Florida Democrats hope Trump, issues end their losing streak

HOLLYWOOD, Fla. (AP) — There are more Democrats than Republicans in Florida, but that hasn't helped the party win many statewide races over the past quarter century. Weak candidates, low turnout and tepid fundraising have usually left Florida Democrats on the losing end, particularly in nonpresidential years.

But now party leaders believe they have improved their get-out-the-vote and rural and minority outreach programs to go with a not-so-secret weapon to bludgeon Republicans — President Donald Trump. Some think the disdain many in their party have for the Republican president will increase Democratic turnout and money donated to their candidates.

The party's Florida leaders and strongest supporters are gathering this weekend near Fort Lauderdale, the heart of the state's most Democratic region, for their annual convention to plan strategy as they try to win November's governor's race for the first time since 1994 and keep U.S. Sen. Bill Nelson, their one consistent winner, from losing re-election to the outgoing Republican governor, Rick Scott.

Florida Democratic Party Executive Director Juan Penalosa said Scott won by a percentage point in 2010 and 2014 while Democrats did little campaigning in heavily Republican regions and did a poor job of turning out voters in Democratic ones. That is changing, he said.

"We have learned from our missteps — we are developing and employing a strategy that is working in 2018," said Penalosa, who said there will be an emphasis on local issues like education. He is not as enthusiastic about directly attacking Trump as other Democrats but says it will have its place.

"Trump has absolutely galvanized our base because we now know what's at stake when we lose elections," he said.

There are 4.8 million registered Democrats in Florida, compared with 4.5 million Republicans. Some are conservative Dixiecrats who mostly vote Republican, but it's still an advantage. Even with that edge, since 2000 the Democrats have won six of 27 statewide races, mostly because they are two for 18 in nonpresidential years like this one, where the governor, Cabinet and, sometimes, a U.S. senator are elected.

One reason, some Democratic strategists say, is simple - Republicans did a better job energizing voters, particularly in 2010 and 2014 when they used the presidency of Barack Obama to motivate their base. Trump can do that for Democrats this year, some believe.

Republicans in past campaigns try to tie Democrats who have baggage, like Hillary Clinton, to Florida Democrats seeking local or state office.

"They nationalize it, whether that be Hillary Clinton or (former House Speaker Nancy) Pelosi or anyone from our party who might be seen as negative," said Screven Watson, a political consultant and former state party executive director. "We have to do the same thing with Donald Trump."

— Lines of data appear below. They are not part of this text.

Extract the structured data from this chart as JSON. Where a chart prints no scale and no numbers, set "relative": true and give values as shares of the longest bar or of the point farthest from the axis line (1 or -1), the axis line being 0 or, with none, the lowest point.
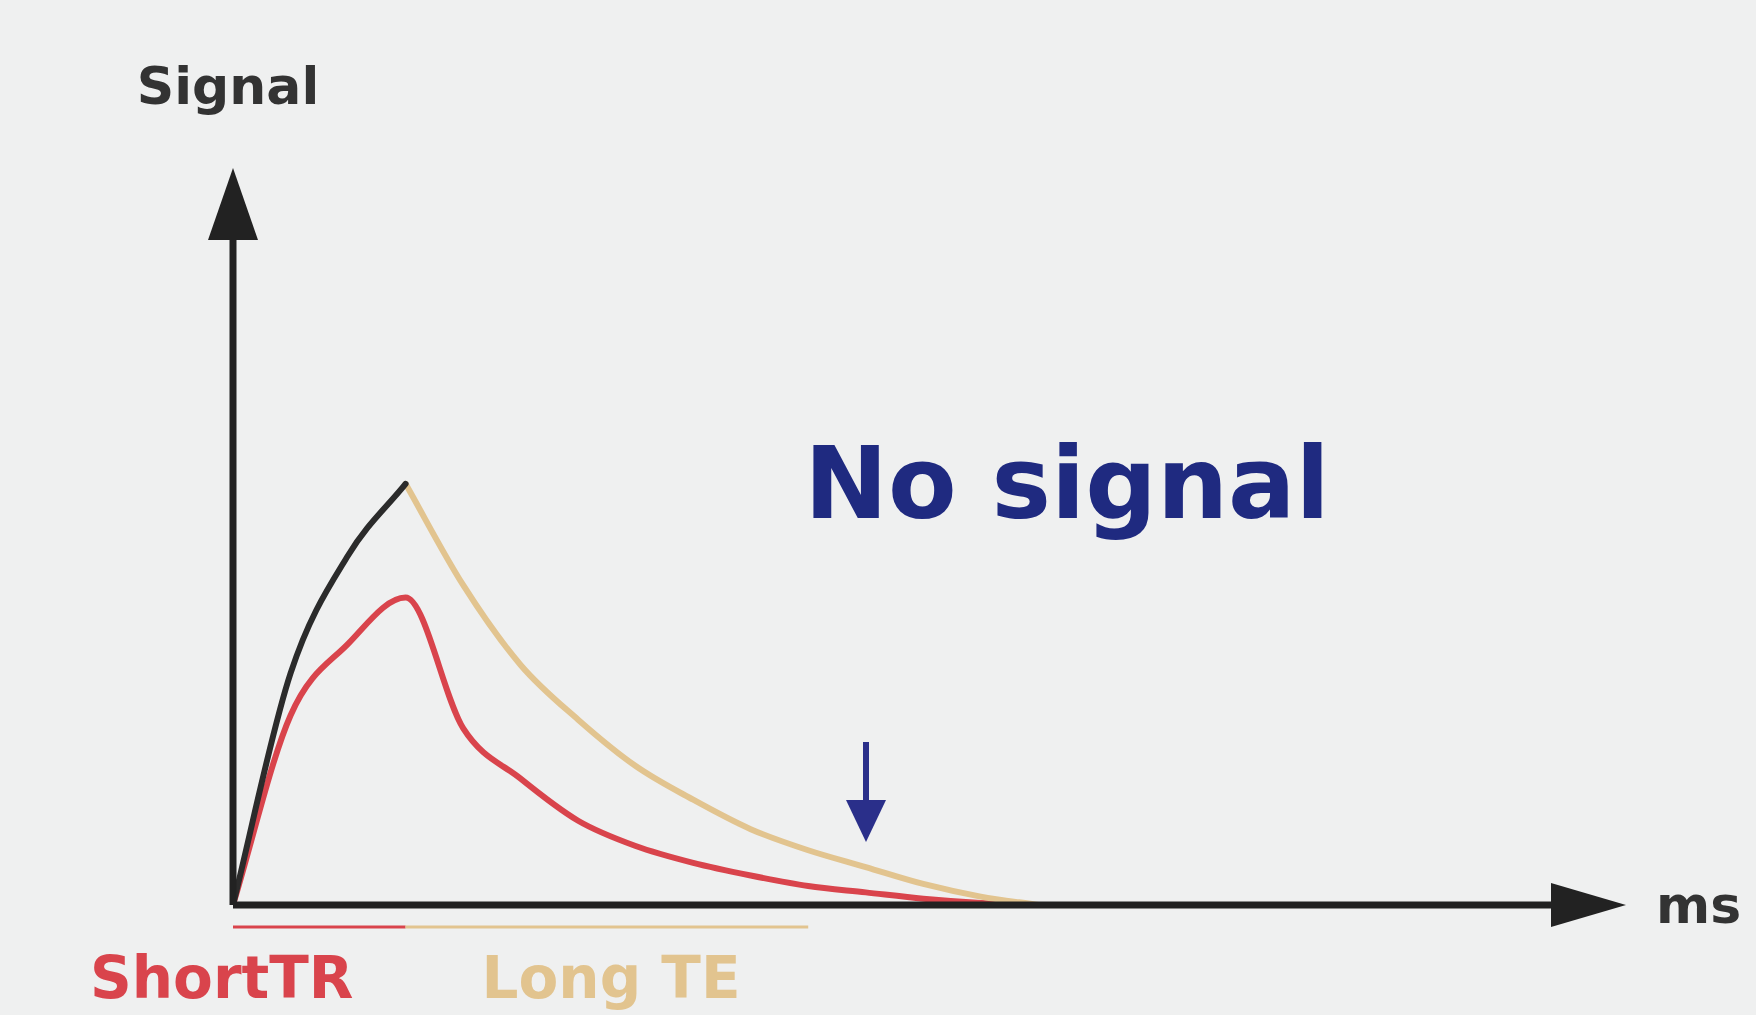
{
  "chart_data": {
    "type": "line",
    "relative": true,
    "xlabel": "ms",
    "categories": [
      null,
      null,
      null,
      null,
      null,
      null,
      null,
      null,
      null,
      null,
      null,
      null,
      null,
      null,
      null,
      null,
      null,
      null,
      null,
      null,
      null,
      null,
      null,
      null
    ],
    "series": [
      {
        "color": "#2b2b2b",
        "values": [
          0,
          0.55,
          0.83,
          1,
          null,
          null,
          null,
          null,
          null,
          null,
          null,
          null,
          null,
          null,
          null,
          null,
          null,
          null,
          null,
          null,
          null,
          null,
          null,
          null
        ]
      },
      {
        "color": "#e2c48f",
        "values": [
          null,
          null,
          null,
          1,
          0.76,
          0.57,
          0.44,
          0.33,
          0.25,
          0.18,
          0.13,
          0.09,
          0.05,
          0.02,
          0,
          null,
          null,
          null,
          null,
          null,
          null,
          null,
          null,
          null
        ]
      },
      {
        "color": "#d9444c",
        "values": [
          0,
          0.45,
          0.62,
          0.73,
          0.42,
          0.3,
          0.2,
          0.14,
          0.1,
          0.07,
          0.045,
          0.03,
          0.015,
          0.005,
          0,
          null,
          null,
          null,
          null,
          null,
          null,
          null,
          null,
          null
        ]
      }
    ],
    "annotations": [
      "No signal",
      "ShortTR",
      "Long TE",
      "Signal"
    ],
    "marker": "none",
    "line_style": "solid",
    "legend": false
  }
}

Nelson has been Florida Democrats' strongest performer the last 20 years, claiming three of the party's six wins in the 2000s (Obama had two of the others in 2008 and 2012), but that comes with a small asterisk: his last two GOP opponents, former Florida Secretary of State Katherine Harris and former U.S. Rep. Connie Mack IV, ran campaigns that imploded.

If Democrats want to retake the Senate, Nelson must win. Scott, whose banned from seeking a third consecutive term, runs highly disciplined and well-financed campaigns, bolstered by his immense personal wealth as the founder of a hospital chain.

Scott seems to have anticipated the Democratic strategy - while Trump and Scott have long been tight, the governor rarely mentions him now.

Steve Schale, a Democratic strategist, said Scott won't be able to shake Trump - voters know their close relationship. He said tying Trump to other Republicans is a strategy that helped Florida Democrats win four special elections the past year.

"If this becomes a referendum on Trump, that's bad news for Scott," Schale said.

Taryn Fenske, a spokeswoman for the Republican National Committee, said the GOP hopes Nelson campaigns against Trump, believing most voters view his presidency as a success.

"Floridians deserve elected officials who will support a thriving economy, like Governor Scott, not candidates like Bill Nelson who resist and obstruct his agenda," she said in a statement.

In the gubernatorial race, where the Democrats have lost five straight, the Democrats have five candidates competing in the Aug. 28 primary, with no clear favorite. They are former U.S. Rep. Gwen Graham, the daughter of former Gov. and Sen. Bob Graham; former Miami Beach Mayor Philip Levine; Tallahassee Mayor Andrew Gillum; and two wealthy developers, Jeff Greene and Chris King.

The winner will face either U.S. Rep. Ron DeSantis, who has Trump's endorsement and frequent guest spots on Fox News, or Agriculture Commissioner Adam Putnam, who has three-times the campaign funds and higher statewide name recognition.

In the end, Watson and Schale said, both races will likely be determined by something that happens in October that swings the Florida electorate by a percentage point.

"It could come down to what Donald Trump tweets on Oct. 20," Watson said.